L’ex terrorista Bertulazzi arrestato in Argentina dopo 44 anni di latitanza
Deve scontare 27 anni di galera. Prese parte al sequestro dell'industriale Pietro Costa, nel 1977 a Genova
Leonardo Bertulazzi, 75 anni, ex terrorista delle Brigate rosse (Br) e latitante dal 1980, è stato arrestato a Buenos Aires, in Argentina, dove era già finito dietro le sbarre per pochi mesi nel 2002. La nuova cattura di Bertulazzi, seppure molto tardiva, rappresenta un altro piccolo passo verso la ricerca della giustizia per le vittime degli omicidi, dei ferimenti, dei sequestri e delle rapine di quella che fu una fallimentare organizzazione rivoluzionaria comunista.
Bertulazzi era un membro di spicco della colonna genovese delle Br, che, come è noto furono un gruppo terroristico di estrema sinistra attivo in Italia tra gli Anni Settanta e Ottanta. Nacquero poi le nuove Brigate rosse -Partito comunista combattente, anch’esse sgominate, ma capaci di lasciare dietro di sé una scia di sangue innocente. Le Br-Pcc assassinarono nel 1999 il professor Massimo D’Antona e nel 2002 il professor Marco Biagi.
Le vecchie Brigate rosse raggiunsero invece il culmine delle loro azioni terroristiche con il rapimento e l’omicidio del presidente della Democrazia Cristiana, Aldo Moro, nel 1978. Fu l’inizio della fine dell’organizzazione, i cui esponenti non hanno mai davvero chiarito i molti punti oscuri del sequestro e dell’assassinio dell’onorevole Moro.
Bertulazzi, 40 anni di latitanza
L’ex brigatista latitante appena arrestato in Argentina, Bertulazzi, sebbene non direttamente coinvolto in quel caso specifico, ha avuto un ruolo cruciale in altri atti violenti delle Br. In particolare nel sequestro dell’ingegner Pietro Costa (figlio di Giacomino Costa, membro della storica famiglia di armatori liguri) nel 1977. Il rapimento di Costa, un industriale, ebbe lo scopo di ottenere un riscatto destinato a finanziare ulteriori attività terroristiche. Si ritiene che con quei denari le Br acquistarono l’appartamento a Roma in cui fu tenuto prigioniero Aldo Moro.
Dopo il rapimento di Costa, Bertulazzi riuscì a fuggire dall’Italia: ha vissuto in libertà fino a oggi per 44 anni ma deve scontare 27 anni di galera. Durante questo periodo, è riuscito a sfuggire a numerosi tentativi di cattura, spostandosi tra vari Paesi. Le autorità italiane e internazionali hanno continuato a monitorare i suoi movimenti, e finalmente, grazie a una cooperazione tra le forze dell’ordine italiane e argentine, è stato arrestato a Buenos Aires.
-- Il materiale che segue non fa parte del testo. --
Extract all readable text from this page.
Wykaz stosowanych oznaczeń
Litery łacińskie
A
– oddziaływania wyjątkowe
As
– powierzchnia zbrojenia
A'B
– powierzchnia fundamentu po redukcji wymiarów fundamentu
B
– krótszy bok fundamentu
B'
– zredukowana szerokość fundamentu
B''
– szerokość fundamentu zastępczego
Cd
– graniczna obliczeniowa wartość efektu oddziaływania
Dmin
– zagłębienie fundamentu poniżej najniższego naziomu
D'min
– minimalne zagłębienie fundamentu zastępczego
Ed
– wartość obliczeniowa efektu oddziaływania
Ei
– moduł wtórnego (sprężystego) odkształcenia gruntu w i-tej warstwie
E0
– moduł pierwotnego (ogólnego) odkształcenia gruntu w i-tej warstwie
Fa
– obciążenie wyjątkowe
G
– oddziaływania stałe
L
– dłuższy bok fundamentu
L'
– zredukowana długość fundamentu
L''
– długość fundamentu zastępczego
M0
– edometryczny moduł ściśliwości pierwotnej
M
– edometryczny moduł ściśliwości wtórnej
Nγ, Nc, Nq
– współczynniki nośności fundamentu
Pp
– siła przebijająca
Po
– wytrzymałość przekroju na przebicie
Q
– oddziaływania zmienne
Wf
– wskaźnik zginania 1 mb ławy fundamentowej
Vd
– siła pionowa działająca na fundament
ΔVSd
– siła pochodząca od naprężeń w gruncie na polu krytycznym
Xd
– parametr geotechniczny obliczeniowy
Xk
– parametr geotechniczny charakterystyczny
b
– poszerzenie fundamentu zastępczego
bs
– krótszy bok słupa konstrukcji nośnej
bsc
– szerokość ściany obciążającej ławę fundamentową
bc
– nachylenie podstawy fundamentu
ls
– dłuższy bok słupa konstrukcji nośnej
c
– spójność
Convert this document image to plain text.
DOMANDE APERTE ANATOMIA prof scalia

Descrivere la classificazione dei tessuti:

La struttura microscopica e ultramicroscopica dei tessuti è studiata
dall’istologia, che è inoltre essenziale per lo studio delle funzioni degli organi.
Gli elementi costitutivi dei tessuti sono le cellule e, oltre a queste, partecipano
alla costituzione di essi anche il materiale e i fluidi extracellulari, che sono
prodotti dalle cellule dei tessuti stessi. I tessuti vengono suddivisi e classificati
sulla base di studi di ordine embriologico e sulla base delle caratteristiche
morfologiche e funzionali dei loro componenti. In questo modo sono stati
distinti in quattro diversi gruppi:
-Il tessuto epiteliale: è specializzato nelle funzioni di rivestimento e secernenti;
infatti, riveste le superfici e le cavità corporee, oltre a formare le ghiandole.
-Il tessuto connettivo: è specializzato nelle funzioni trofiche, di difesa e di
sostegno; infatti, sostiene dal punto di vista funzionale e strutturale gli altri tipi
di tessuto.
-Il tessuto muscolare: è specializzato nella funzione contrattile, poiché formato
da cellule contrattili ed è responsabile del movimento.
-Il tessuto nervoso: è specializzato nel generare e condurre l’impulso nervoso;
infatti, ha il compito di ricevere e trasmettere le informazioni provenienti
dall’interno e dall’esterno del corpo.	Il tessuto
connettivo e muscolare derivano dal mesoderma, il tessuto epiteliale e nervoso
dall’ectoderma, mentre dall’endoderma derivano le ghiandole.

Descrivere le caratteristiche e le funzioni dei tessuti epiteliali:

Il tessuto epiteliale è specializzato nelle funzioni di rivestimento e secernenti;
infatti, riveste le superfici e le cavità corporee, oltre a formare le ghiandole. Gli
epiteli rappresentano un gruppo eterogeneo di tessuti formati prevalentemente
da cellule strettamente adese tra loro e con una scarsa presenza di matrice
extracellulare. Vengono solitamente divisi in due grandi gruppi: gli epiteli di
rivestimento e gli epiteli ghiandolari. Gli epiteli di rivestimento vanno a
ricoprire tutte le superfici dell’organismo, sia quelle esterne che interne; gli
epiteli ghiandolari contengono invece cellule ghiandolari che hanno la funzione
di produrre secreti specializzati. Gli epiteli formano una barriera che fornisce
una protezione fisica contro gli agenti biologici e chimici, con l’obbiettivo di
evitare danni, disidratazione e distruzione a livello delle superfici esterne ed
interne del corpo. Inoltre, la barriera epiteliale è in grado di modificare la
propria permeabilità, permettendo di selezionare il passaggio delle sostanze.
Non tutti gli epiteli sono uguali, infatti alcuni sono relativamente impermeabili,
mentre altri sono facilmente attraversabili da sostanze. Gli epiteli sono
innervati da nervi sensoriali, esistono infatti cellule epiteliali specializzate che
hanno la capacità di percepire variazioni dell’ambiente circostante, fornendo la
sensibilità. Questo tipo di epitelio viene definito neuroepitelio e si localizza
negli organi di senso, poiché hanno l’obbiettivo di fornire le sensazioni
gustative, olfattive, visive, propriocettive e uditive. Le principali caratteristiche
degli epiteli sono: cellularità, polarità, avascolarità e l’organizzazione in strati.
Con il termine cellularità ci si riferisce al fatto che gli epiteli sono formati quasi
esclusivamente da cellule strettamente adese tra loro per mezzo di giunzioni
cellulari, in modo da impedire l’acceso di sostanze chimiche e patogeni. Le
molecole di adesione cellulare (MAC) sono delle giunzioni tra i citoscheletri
Come generalmente avviene nei casi di lunga o lunghissima latitanza, è logico pensare che si tratti di una persona che ha goduto di protezioni e appoggi sotto vari profili. Adesso ci si attende che Bertulazzi giunga in Italia a seguito dell’estradizione. Come del resto è avvenuto nel 2019 per l’ex terrorista per Proletari armati per il comunismo (Pac) Cesare Battisti. Nel 2020 l’attuale presidente del Brasile, Lula, chiese scusa per aver concesso asilo politico in Brasile a Battisti.
Anni di piombo e oscurità
L’arresto di Bertulazzi ha suscitato numerose reazioni nel panorama politico italiano. La presidente del Consiglio, Giorgia Meloni, ha espresso gratitudine alle autorità argentine per la loro collaborazione e ha sottolineato l’importanza di questo arresto per la giustizia e la memoria storica dell’Italia.
“L’arresto di Bertulazzi è una vittoria della giustizia. È un segnale che nessuno può sfuggire alle proprie responsabilità, anche dopo decenni“, ha dichiarato Meloni. Il caso di Leonardo Bertulazzi rappresenta uno degli ultimi capitoli della lunga e dolorosa storia del terrorismo rosso in Italia. Che però non soltanto non è finita ma chiede ancora verità e giustizia perché mancano molti tasselli per ricostruire complicità, appoggi e protezioni ai brigatisti. Forse anche dentro apparati dello Stato come i servizi segreti.